Modularize rate/connection limits in Phabricator

Authored by epriestley on Oct 11 2017, 11:39 PM.



Depends on D18702. Ref T13008. This replaces the old hard-coded single rate limit with multiple flexible limits, and defines two types of limits:

  • Rate: reject requests if a client has completed too many requests recently.
  • Connection: reject requests if a client has too many more connections than disconnections recently.

The connection limit adds +1 to the score for each connection, then adds -1 for each disconnection. So the overall number is how many open connections they have, at least approximately.

Supporting multiple limits will let us do limiting by Hostname and by remote address (e.g., a specific IP can't exceed a low limit, and all requests to a hostname can't exceed a higher limit).

Configuring the new limits looks something like this:

PhabricatorStartup::addRateLimit(new PhabricatorClientRateLimit())

PhabricatorStartup::addRateLimit(new PhabricatorClientConnectionLimit())
Test Plan
  • Configured limits as above.
  • Made a lot of requests, got cut off by the rate limit.
  • Used curl --limit-rate -F 'data=@the_letter_m.txt' ... to upload files really slowly. Got cut off by the connection limit. With enable_post_data_reading off, this correctly killed the connections before the uploads finished.
  • I'll send this stuff to secure before production to give it more of a chance.

Diff Detail

rP Phabricator
Automatic diff as part of commit; lint not applicable.
Automatic diff as part of commit; unit tests not applicable.
epriestley created this revision.Oct 11 2017, 11:39 PM
  • Fix unit test path to PhabricatorStartup.php.
amckinley accepted this revision.Oct 13 2017, 7:50 PM
amckinley added inline comments.

Have we tested this code yet? I'm worried that if this somehow doesn't work, the size of APCu will grow forever.
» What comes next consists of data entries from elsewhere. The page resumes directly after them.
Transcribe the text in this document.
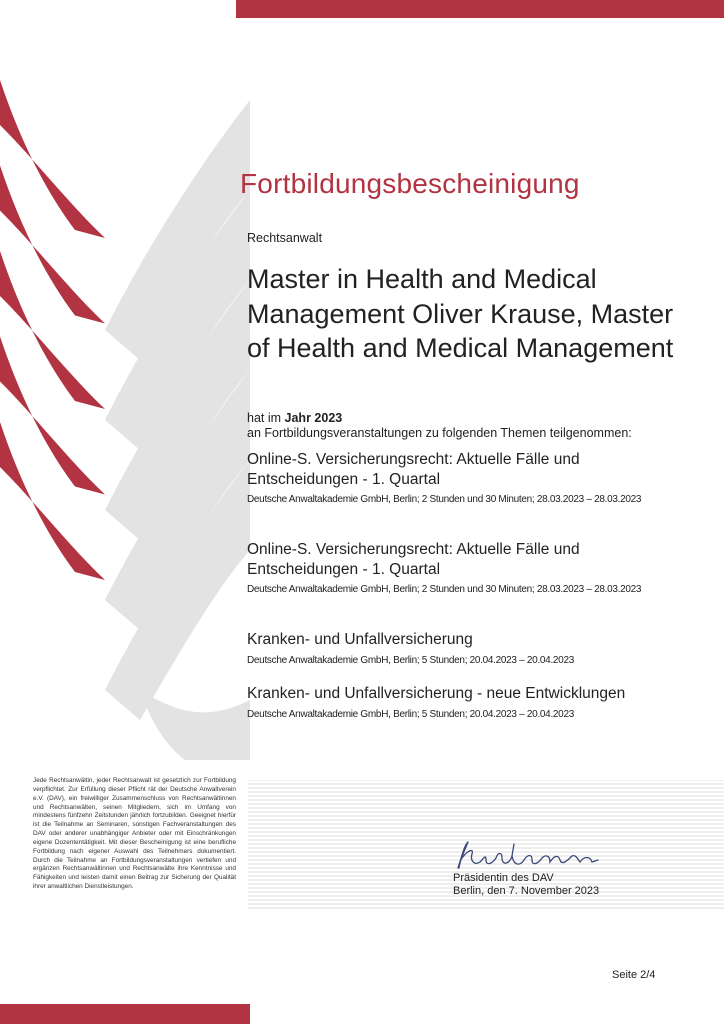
Fortbildungsbescheinigung
Rechtsanwalt
Master in Health and Medical Management Oliver Krause, Master of Health and Medical Management
hat im Jahr 2023
an Fortbildungsveranstaltungen zu folgenden Themen teilgenommen:
Online-S. Versicherungsrecht: Aktuelle Fälle und Entscheidungen - 1. Quartal
Deutsche Anwaltakademie GmbH, Berlin; 2 Stunden und 30 Minuten; 28.03.2023 – 28.03.2023
Online-S. Versicherungsrecht: Aktuelle Fälle und Entscheidungen - 1. Quartal
Deutsche Anwaltakademie GmbH, Berlin; 2 Stunden und 30 Minuten; 28.03.2023 – 28.03.2023
Kranken- und Unfallversicherung
Deutsche Anwaltakademie GmbH, Berlin; 5 Stunden; 20.04.2023 – 20.04.2023
Kranken- und Unfallversicherung - neue Entwicklungen
Deutsche Anwaltakademie GmbH, Berlin; 5 Stunden; 20.04.2023 – 20.04.2023
Jede Rechtsanwältin, jeder Rechtsanwalt ist gesetzlich zur Fortbildung verpflichtet. Zur Erfüllung dieser Pflicht rät der Deutsche Anwaltverein e.V. (DAV), ein freiwilliger Zusammenschluss von Rechtsanwältinnen und Rechtsanwälten, seinen Mitgliedern, sich im Umfang von mindestens fünfzehn Zeitstunden jährlich fortzubilden. Geeignet hierfür ist die Teilnahme an Seminaren, sonstigen Fachveranstaltungen des DAV oder anderer unabhängiger Anbieter oder mit Einschränkungen eigene Dozententätigkeit. Mit dieser Bescheinigung ist eine berufliche Fortbildung nach eigener Auswahl des Teilnehmers dokumentiert. Durch die Teilnahme an Fortbildungsveranstaltungen vertiefen und ergänzen Rechtsanwältinnen und Rechtsanwälte ihre Kenntnisse und Fähigkeiten und leisten damit einen Beitrag zur Sicherung der Qualität ihrer anwaltlichen Dienstleistungen.
Präsidentin des DAV
Berlin, den 7. November 2023
Seite 2/4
This revision is now accepted and ready to land.Oct 13 2017, 7:50 PM

The previous version of this code has been active in production on secure since D17761, and is currently active, and we haven't seen issues. (You can use ConfigCache Status to review APCu usage. Whichever secure host I just hit is using 2MB, which suggests there's no leak.)

That doesn't completely guarantee that I didn't make a mistake in the conversion, but I pretty much just renamed variables, and my local install isn't showing any meaningful usage either.

APC also just drops the whole cache if it fills up, so even if we fill it with unlimited buckets (or, e.g., there is no bug but an attacker repeatedly makes requests with very long, unique, random hostnames to intentionally fill the host-based cache) I'd expect to just see the rate limiting stutter momentarily when the cache gets dropped.

I do think this might be slightly clearer by using buckets 0-N and selecting a bucket with (time() / 60) % bucket_count. The problem with this is that figuring out when we should clear a bucket because it has expired is a little tricky. We could sort of cheat and use APC TTLs, or we could add a version/generation marker to buckets. I think this might end up cleaner (the current code is kind of hard to figure out) but didn't want to expand the scope of this rewrite.

This revision was automatically updated to reflect the committed changes.